Il Tango Della Vecchia Guardia by Perez Reverte

Il Tango Della Vecchia Guardia by Perez Reverte

autore:Perez Reverte
La lingua: ita
Format: mobi
pubblicato: 2013-10-10T22:00:00+00:00


«C’è un problema» dice all’improvviso Mecha Inzunza.

È da un po’ che passeggiano lentamente, chiacchierando di cose banali, dalle parti di San Francesco e dei giardini dell’hotel Imperial Tramontano. È pomeriggio avanzato e un sole brumoso cala sulle scogliere di Marina Grande, alla sinistra, dorando la caligine sul golfo.

«Un problema serio» aggiunge dopo un istante.

Ha appena tratto l’ultimo tiro dalla sigaretta e dopo aver disperso la brace sulla ringhiera l’ha lanciata nel vuoto. Max, sorpreso per il tono e l’atteggiamento della donna, studia il suo profilo immobile. Lei socchiude gli occhi, guardando il mare con fissità ostinata.

«Quella mossa di Sokolov» dice alla fine.
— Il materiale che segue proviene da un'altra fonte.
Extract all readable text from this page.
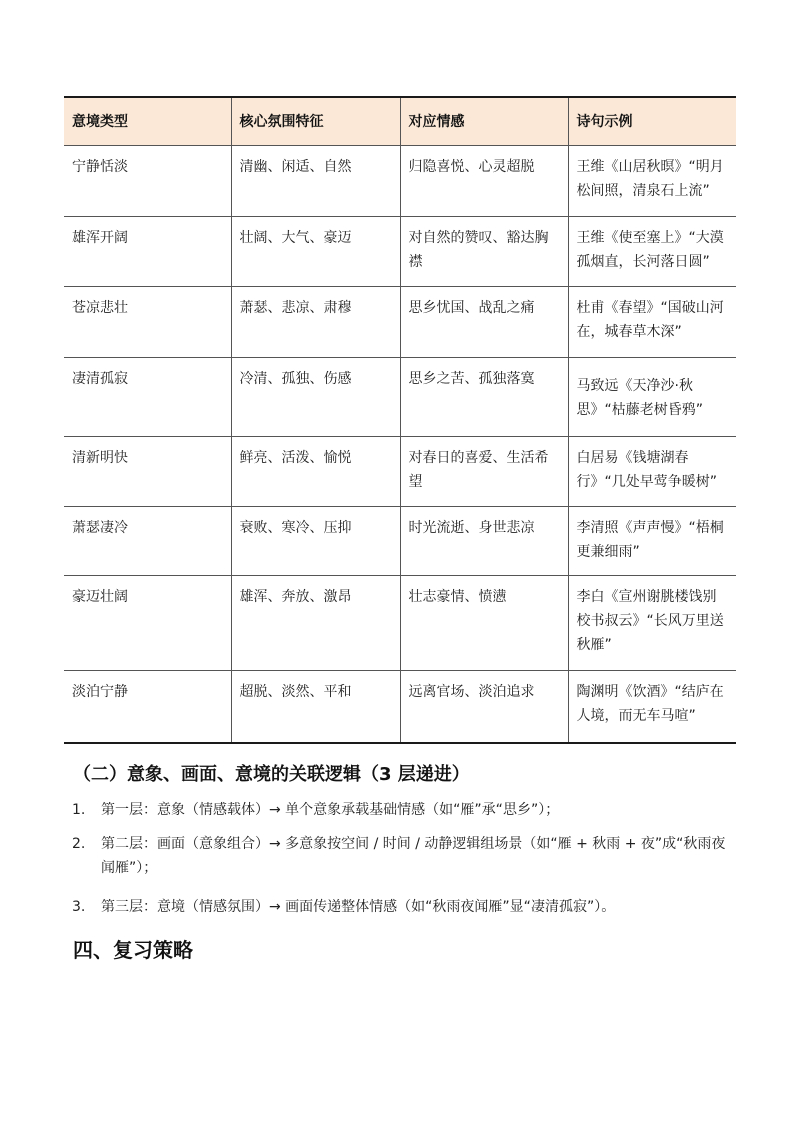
意境类型	核心氛围特征	对应情感	诗句示例
宁静恬淡	清幽、闲适、自然	归隐喜悦、心灵超脱	王维《山居秋暝》“明月松间照，清泉石上流”
雄浑开阔	壮阔、大气、豪迈	对自然的赞叹、豁达胸襟	王维《使至塞上》“大漠孤烟直，长河落日圆”
苍凉悲壮	萧瑟、悲凉、肃穆	思乡忧国、战乱之痛	杜甫《春望》“国破山河在，城春草木深”
凄清孤寂	冷清、孤独、伤感	思乡之苦、孤独落寞	马致远《天净沙·秋思》“枯藤老树昏鸦”
清新明快	鲜亮、活泼、愉悦	对春日的喜爱、生活希望	白居易《钱塘湖春行》“几处早莺争暖树”
萧瑟凄冷	衰败、寒冷、压抑	时光流逝、身世悲凉	李清照《声声慢》“梧桐更兼细雨”
豪迈壮阔	雄浑、奔放、激昂	壮志豪情、愤懑	李白《宣州谢朓楼饯别校书叔云》“长风万里送秋雁”
淡泊宁静	超脱、淡然、平和	远离官场、淡泊追求	陶渊明《饮酒》“结庐在人境，而无车马喧”
（二）意象、画面、意境的关联逻辑（3 层递进）
1. 第一层：意象（情感载体）→ 单个意象承载基础情感（如“雁”承“思乡”）；
2. 第二层：画面（意象组合）→ 多意象按空间 / 时间 / 动静逻辑组场景（如“雁 + 秋雨 + 夜”成“秋雨夜闻雁”）；
3. 第三层：意境（情感氛围）→ 画面传递整体情感（如“秋雨夜闻雁”显“凄清孤寂”）。
四、复习策略
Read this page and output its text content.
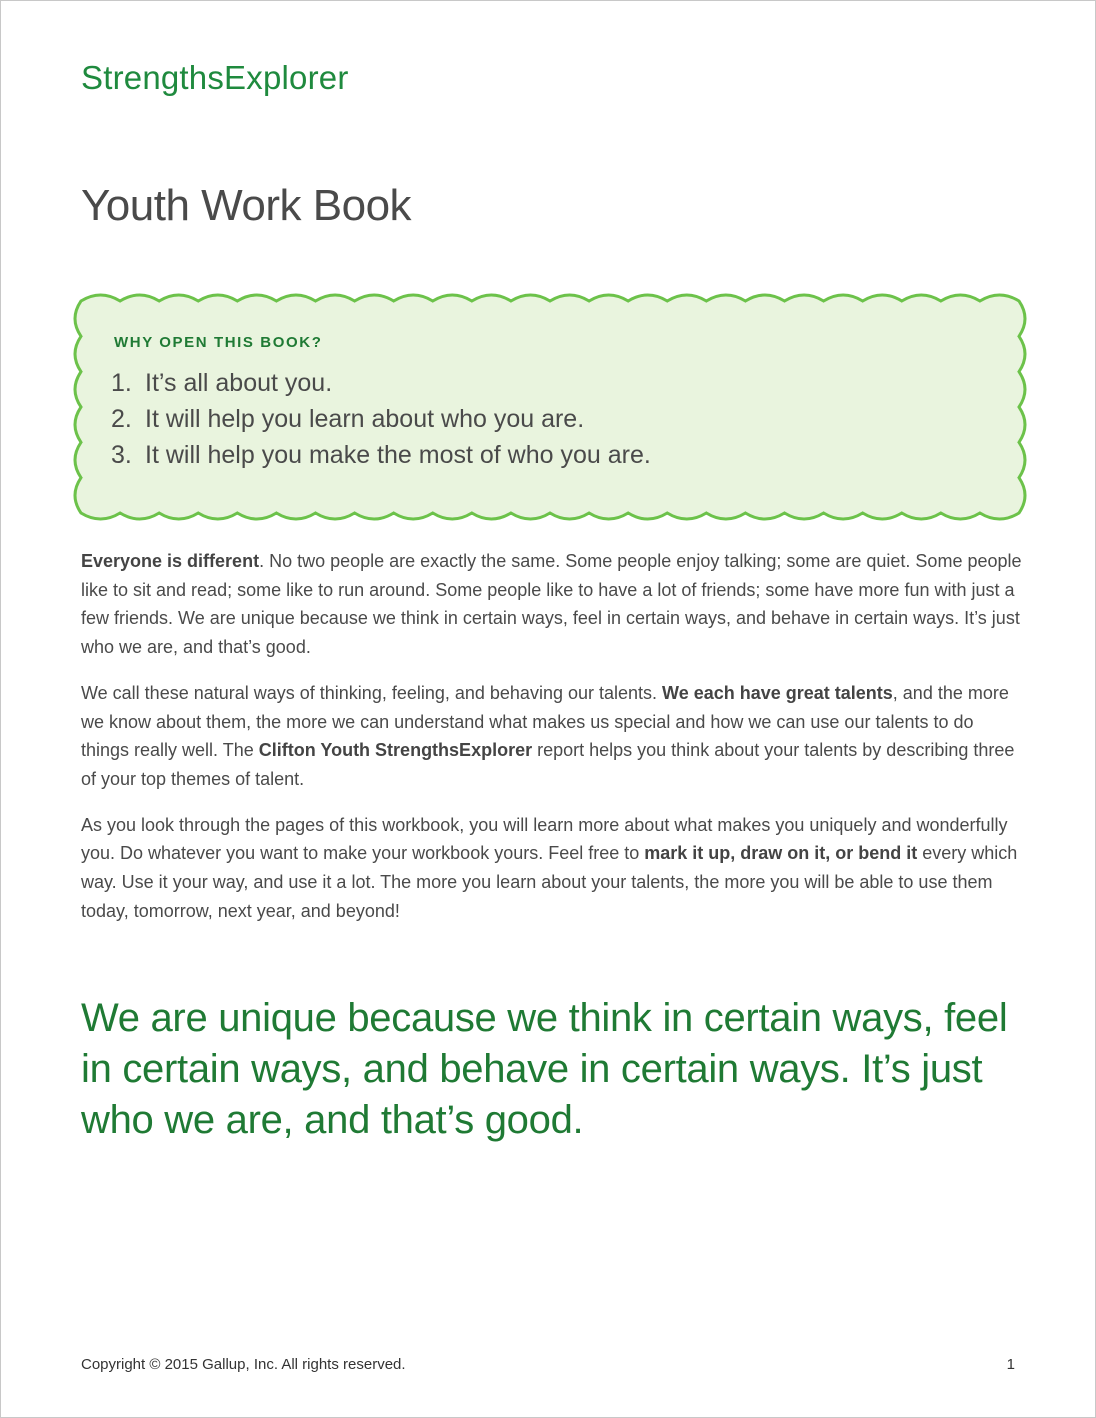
StrengthsExplorer
Youth Work Book
WHY OPEN THIS BOOK?
1. It’s all about you.
2. It will help you learn about who you are.
3. It will help you make the most of who you are.

Everyone is different. No two people are exactly the same. Some people enjoy talking; some are quiet. Some people like to sit and read; some like to run around. Some people like to have a lot of friends; some have more fun with just a few friends. We are unique because we think in certain ways, feel in certain ways, and behave in certain ways. It’s just who we are, and that’s good.

We call these natural ways of thinking, feeling, and behaving our talents. We each have great talents, and the more we know about them, the more we can understand what makes us special and how we can use our talents to do things really well. The Clifton Youth StrengthsExplorer report helps you think about your talents by describing three of your top themes of talent.

As you look through the pages of this workbook, you will learn more about what makes you uniquely and wonderfully you. Do whatever you want to make your workbook yours. Feel free to mark it up, draw on it, or bend it every which way. Use it your way, and use it a lot. The more you learn about your talents, the more you will be able to use them today, tomorrow, next year, and beyond!

We are unique because we think in certain ways, feel in certain ways, and behave in certain ways. It’s just who we are, and that’s good.
Copyright © 2015 Gallup, Inc. All rights reserved.	1
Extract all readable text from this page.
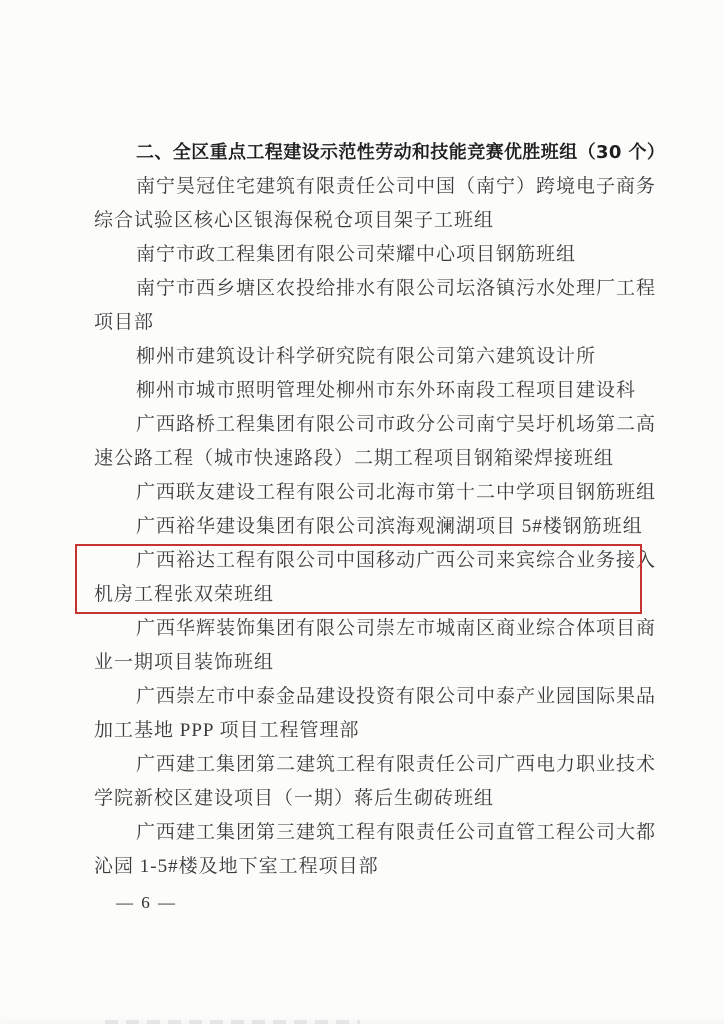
二、全区重点工程建设示范性劳动和技能竞赛优胜班组（30 个）

南宁昊冠住宅建筑有限责任公司中国（南宁）跨境电子商务综合试验区核心区银海保税仓项目架子工班组

南宁市政工程集团有限公司荣耀中心项目钢筋班组

南宁市西乡塘区农投给排水有限公司坛洛镇污水处理厂工程项目部

柳州市建筑设计科学研究院有限公司第六建筑设计所

柳州市城市照明管理处柳州市东外环南段工程项目建设科

广西路桥工程集团有限公司市政分公司南宁吴圩机场第二高速公路工程（城市快速路段）二期工程项目钢箱梁焊接班组

广西联友建设工程有限公司北海市第十二中学项目钢筋班组

广西裕华建设集团有限公司滨海观澜湖项目 5#楼钢筋班组

广西裕达工程有限公司中国移动广西公司来宾综合业务接入机房工程张双荣班组

广西华辉装饰集团有限公司崇左市城南区商业综合体项目商业一期项目装饰班组

广西崇左市中泰金品建设投资有限公司中泰产业园国际果品加工基地 PPP 项目工程管理部

广西建工集团第二建筑工程有限责任公司广西电力职业技术学院新校区建设项目（一期）蒋后生砌砖班组

广西建工集团第三建筑工程有限责任公司直管工程公司大都沁园 1-5#楼及地下室工程项目部

— 6 —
Max è attento, confuso. Non sa a cosa si riferisce. Ieri hanno finito di giocare la partita rimandata, ed è terminata in parità. Mezzo punto a ogni giocatore. È tutto quello che sa della faccenda.

«Canaglie» mormora Mecha.

La confusione di Max cede il passo allo sconcerto. Il tono è sprezzante, con una sfumatura di rancore. Qualcosa di nuovo fino a quel momento, conclude lui. Anche se forse nuovo non è la parola esatta. Toni di un passato remoto comune sorgono con dolcezza dall’oblio. Max l’ha già conosciuto prima. Un mondo o una vita fa. Quel freddo, educato disprezzo.

«Conosceva la mossa.»

«Chi?»

Con le mani nelle tasche del golf, lei si stringe nelle spalle come se la risposta fosse ovvia.
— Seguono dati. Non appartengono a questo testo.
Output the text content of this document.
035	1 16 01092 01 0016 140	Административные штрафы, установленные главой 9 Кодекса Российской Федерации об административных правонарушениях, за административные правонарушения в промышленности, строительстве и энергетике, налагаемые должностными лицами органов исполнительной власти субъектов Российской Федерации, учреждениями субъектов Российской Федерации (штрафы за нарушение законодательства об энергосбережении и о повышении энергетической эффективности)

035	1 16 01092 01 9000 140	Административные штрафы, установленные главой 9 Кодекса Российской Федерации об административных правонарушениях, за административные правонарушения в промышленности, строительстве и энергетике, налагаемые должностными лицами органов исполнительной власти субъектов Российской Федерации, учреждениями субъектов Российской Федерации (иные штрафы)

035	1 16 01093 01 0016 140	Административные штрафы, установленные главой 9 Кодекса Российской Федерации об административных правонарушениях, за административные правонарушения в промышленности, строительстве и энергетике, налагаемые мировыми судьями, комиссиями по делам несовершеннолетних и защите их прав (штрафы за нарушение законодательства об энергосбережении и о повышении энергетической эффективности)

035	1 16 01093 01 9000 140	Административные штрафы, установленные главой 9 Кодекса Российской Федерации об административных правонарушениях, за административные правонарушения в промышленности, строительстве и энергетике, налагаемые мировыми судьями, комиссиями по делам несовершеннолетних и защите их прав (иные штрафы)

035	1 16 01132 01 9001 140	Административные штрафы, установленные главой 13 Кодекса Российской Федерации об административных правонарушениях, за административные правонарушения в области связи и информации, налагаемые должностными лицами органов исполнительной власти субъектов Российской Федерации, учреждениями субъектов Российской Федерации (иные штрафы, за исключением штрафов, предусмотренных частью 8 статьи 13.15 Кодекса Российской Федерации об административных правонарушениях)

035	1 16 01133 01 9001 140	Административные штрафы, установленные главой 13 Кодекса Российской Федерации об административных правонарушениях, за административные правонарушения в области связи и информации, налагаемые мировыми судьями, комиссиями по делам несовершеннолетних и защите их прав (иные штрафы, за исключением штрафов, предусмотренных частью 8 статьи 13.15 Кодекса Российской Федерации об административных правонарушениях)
«Il russo. Sapeva come avrebbe giocato Jorge.» L’idea tarda un attimo a farsi strada.

«Mi stai dicendo…»

«Che Sokolov era preparato. E non è la prima volta.»

Un silenzio lungo. Stupito.

«È il campione del mondo.» Sforzando l’immaginazione, Max cerca di digerire la notizia. «È normale che accadano cose del genere.»

La donna distoglie gli occhi dal panorama per posarli su di lui senza aprire bocca. Non c’è niente di normale, dice lo sguardo, nel fatto che accadano cose del genere o che lo facciano in quel modo.

«Perché me lo racconti?» chiede lui.

«Proprio a te?»

«Già.»

Piega il capo, pensosa.

«Perché forse ho bisogno di te.»

Aumenta la sorpresa di Max, che appoggia una mano sulla ringhiera. C’è qualcosa di incerto nella sua espressione, simile all’improvvisa coscienza di una vertigine inattesa, quasi minacciosa. L’autista del dottor Hugentobler ha progetti precisi per la sua falsa vita sociale a Sorrento; e non prevedono che Mecha abbia bisogno di lui, ma tutto il contrario.

«Per che cosa?»

«Tutto a suo tempo.»

Lui cerca di riordinare le idee. Di calcolare le mosse per qualcosa che ancora ignora.

«Mi domando…»

Mecha lo interrompe, serena.

«È da un po’ di tempo che penso a cosa sei capace di fare.»

L’ha detto con dolcezza, sostenendo il suo sguardo come aspettando in agguato una risposta parallela. Tacita.

«Rispetto a cosa?»

«A me, in questi giorni.»

Un’espressione di protesta svogliata, appena espressa. È il miglior Max, quello dei grandi tempi, a mostrarsi adesso un po’ ferito. A scartare qualunque dubbio immaginabile sulla sua reputazione.

«Sai benissimo…»

«Oh, no. Non lo so.»

Lei si è allontanata dalla balaustra e cammina sotto le palme verso San Francesco. Dopo un breve istante, quasi teatrale, di immobilità, lui la segue e la raggiunge, mettendosi al suo fianco con un silenzioso rimprovero.

«Davvero non lo so» ripete Mecha, pensosa. «Ma non mi riferisco a quello… Non è quello che mi preoccupa.